# N-400



## irok (Jan 10, 2008)

Hi,

This is a really dumb question, considering I have filled in heaps of INS papers.
I am filling in the N-400 (Naturalization) Part 8, and it asks for my current (and previous spouse) "Spouse's Family Name (Last Name)", do they mean their maiden name?

thanks
Paul


----------



## Fatbrit (May 8, 2008)

irok said:


> do they mean their maiden name?


No.

(And some pointless garble added because the message must be at least 10 characters long.)


----------



## irok (Jan 10, 2008)

Fatbrit said:


> No.
> 
> (And some pointless garble added because the message must be at least 10 characters long.)


thanks, because sometimes they require their maiden name...
So my current spouse plus my previous 2 spouses I would put my last name Deppeler for ALL of them. I know on my initail K1 app I had to list maiden names..I wish they would be consistent.


----------



## Fatbrit (May 8, 2008)

irok said:


> thanks, because sometimes they require their maiden name...
> So my current spouse plus my previous 2 spouses I would put my last name Deppeler for ALL of them. I know on my initail K1 app I had to list maiden names..I wish they would be consistent.


If I were you I'd write:

Deppeler (Clinton)
Deppeler (Bush)

though you might find it doesn't fit if the names are long and you're using the fillable pdf. In this case, just write it in with ink after you've printed them out.

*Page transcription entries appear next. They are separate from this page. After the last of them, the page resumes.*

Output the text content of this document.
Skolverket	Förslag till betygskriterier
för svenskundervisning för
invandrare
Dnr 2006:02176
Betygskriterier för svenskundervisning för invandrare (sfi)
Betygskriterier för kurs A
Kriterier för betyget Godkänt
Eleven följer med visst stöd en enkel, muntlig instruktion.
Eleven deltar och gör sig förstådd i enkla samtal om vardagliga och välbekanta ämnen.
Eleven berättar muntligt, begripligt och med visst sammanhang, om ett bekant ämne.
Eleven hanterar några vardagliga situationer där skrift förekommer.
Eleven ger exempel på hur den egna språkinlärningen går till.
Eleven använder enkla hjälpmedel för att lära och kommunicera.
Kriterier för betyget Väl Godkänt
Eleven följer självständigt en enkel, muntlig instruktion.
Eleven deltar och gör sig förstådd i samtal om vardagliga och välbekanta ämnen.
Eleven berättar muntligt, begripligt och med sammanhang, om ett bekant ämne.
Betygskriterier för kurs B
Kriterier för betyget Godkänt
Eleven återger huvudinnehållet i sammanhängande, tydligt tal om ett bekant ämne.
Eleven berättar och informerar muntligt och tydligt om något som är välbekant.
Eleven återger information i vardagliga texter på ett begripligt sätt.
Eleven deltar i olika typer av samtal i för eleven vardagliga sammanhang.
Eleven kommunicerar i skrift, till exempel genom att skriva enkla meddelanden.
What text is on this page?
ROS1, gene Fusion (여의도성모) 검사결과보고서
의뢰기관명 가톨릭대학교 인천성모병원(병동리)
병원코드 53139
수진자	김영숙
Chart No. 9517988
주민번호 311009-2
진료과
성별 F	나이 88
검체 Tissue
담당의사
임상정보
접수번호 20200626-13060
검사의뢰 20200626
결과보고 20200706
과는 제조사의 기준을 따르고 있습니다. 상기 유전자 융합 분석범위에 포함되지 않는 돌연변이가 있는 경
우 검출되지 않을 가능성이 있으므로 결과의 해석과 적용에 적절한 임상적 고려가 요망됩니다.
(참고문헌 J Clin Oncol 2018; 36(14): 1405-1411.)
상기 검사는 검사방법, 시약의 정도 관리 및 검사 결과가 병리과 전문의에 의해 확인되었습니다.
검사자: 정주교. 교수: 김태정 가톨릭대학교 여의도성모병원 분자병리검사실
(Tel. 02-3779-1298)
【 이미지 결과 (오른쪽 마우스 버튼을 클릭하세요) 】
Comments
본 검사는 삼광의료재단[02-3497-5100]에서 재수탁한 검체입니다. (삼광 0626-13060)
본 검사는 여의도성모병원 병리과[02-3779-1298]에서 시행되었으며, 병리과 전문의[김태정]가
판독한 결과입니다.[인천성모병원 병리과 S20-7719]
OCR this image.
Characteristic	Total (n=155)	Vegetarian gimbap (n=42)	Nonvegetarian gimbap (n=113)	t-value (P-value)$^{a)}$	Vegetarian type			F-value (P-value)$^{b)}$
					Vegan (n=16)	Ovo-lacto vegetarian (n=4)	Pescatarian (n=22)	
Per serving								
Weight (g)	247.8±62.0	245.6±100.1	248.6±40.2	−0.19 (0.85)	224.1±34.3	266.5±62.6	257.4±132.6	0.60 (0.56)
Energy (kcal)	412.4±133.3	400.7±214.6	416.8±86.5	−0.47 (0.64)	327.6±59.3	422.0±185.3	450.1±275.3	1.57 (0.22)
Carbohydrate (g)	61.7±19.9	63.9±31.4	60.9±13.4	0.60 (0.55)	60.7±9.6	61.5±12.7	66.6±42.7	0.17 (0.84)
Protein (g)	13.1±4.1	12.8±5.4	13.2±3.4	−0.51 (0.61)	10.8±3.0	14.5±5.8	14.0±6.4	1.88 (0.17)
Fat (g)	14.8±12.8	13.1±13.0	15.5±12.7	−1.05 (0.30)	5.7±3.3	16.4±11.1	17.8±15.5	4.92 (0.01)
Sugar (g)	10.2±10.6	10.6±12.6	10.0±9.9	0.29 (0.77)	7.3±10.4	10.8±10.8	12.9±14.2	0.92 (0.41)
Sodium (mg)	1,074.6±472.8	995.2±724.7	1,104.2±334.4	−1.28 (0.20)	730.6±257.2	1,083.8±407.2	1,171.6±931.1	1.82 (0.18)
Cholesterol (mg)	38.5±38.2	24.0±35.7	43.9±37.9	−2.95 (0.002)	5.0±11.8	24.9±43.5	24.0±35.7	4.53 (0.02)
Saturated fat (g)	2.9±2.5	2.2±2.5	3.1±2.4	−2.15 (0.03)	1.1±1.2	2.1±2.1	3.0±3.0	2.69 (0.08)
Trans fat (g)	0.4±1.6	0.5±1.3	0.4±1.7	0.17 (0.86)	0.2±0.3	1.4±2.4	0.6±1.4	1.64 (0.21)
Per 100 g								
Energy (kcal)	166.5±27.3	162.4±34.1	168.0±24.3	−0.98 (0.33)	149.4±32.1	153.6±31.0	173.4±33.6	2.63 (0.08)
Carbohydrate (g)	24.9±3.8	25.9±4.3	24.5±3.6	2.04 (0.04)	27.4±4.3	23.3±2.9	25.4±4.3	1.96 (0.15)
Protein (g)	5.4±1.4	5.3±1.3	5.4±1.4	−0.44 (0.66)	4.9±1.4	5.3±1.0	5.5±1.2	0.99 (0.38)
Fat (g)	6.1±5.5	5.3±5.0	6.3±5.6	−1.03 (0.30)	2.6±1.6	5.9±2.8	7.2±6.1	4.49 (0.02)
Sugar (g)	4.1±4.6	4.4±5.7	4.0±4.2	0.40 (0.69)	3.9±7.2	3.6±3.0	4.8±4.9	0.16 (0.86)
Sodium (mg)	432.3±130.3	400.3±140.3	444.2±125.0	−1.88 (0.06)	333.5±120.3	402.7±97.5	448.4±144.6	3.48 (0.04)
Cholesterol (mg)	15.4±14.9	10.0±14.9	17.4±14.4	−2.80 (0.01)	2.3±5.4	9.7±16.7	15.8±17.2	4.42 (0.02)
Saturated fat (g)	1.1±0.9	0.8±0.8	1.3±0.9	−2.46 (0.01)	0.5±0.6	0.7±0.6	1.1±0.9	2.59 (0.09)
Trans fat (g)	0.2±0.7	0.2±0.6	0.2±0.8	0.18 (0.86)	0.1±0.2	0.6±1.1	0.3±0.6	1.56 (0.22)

The other big "catch-ya" on the N400 is the need to list your citations = speeding tickets and motoring offenses.


----------



## synthia (Apr 18, 2007)

If youf former spouses changed their names since your divorce, wouldn't you put whatever they use now? So if the maiden name is Smith, and wife 1 has remarried and now goes by Brown, would they want Brown?


----------



## Fatbrit (May 8, 2008)

synthia said:


> If youf former spouses changed their names since your divorce, wouldn't you put whatever they use now? So if the maiden name is Smith, and wife 1 has remarried and now goes by Brown, would they want Brown?


I think the important thing is to identify the person. As long as you make a good faith attempt at that, they're unlikely to baulk.


----------



## irok (Jan 10, 2008)

thanks for all your help, I wrote Deppeler (Clinton) etc.


----------



## Fatbrit (May 8, 2008)

irok said:


> thanks for all your help, I wrote Deppeler (Clinton) etc.


In the unlikely occurrence they don't like at the interview, they'll take a red pen (just like teacher), cross it out and write whatever they want in. Then they get you to initial it. Things like these are no harm, no foul.


----------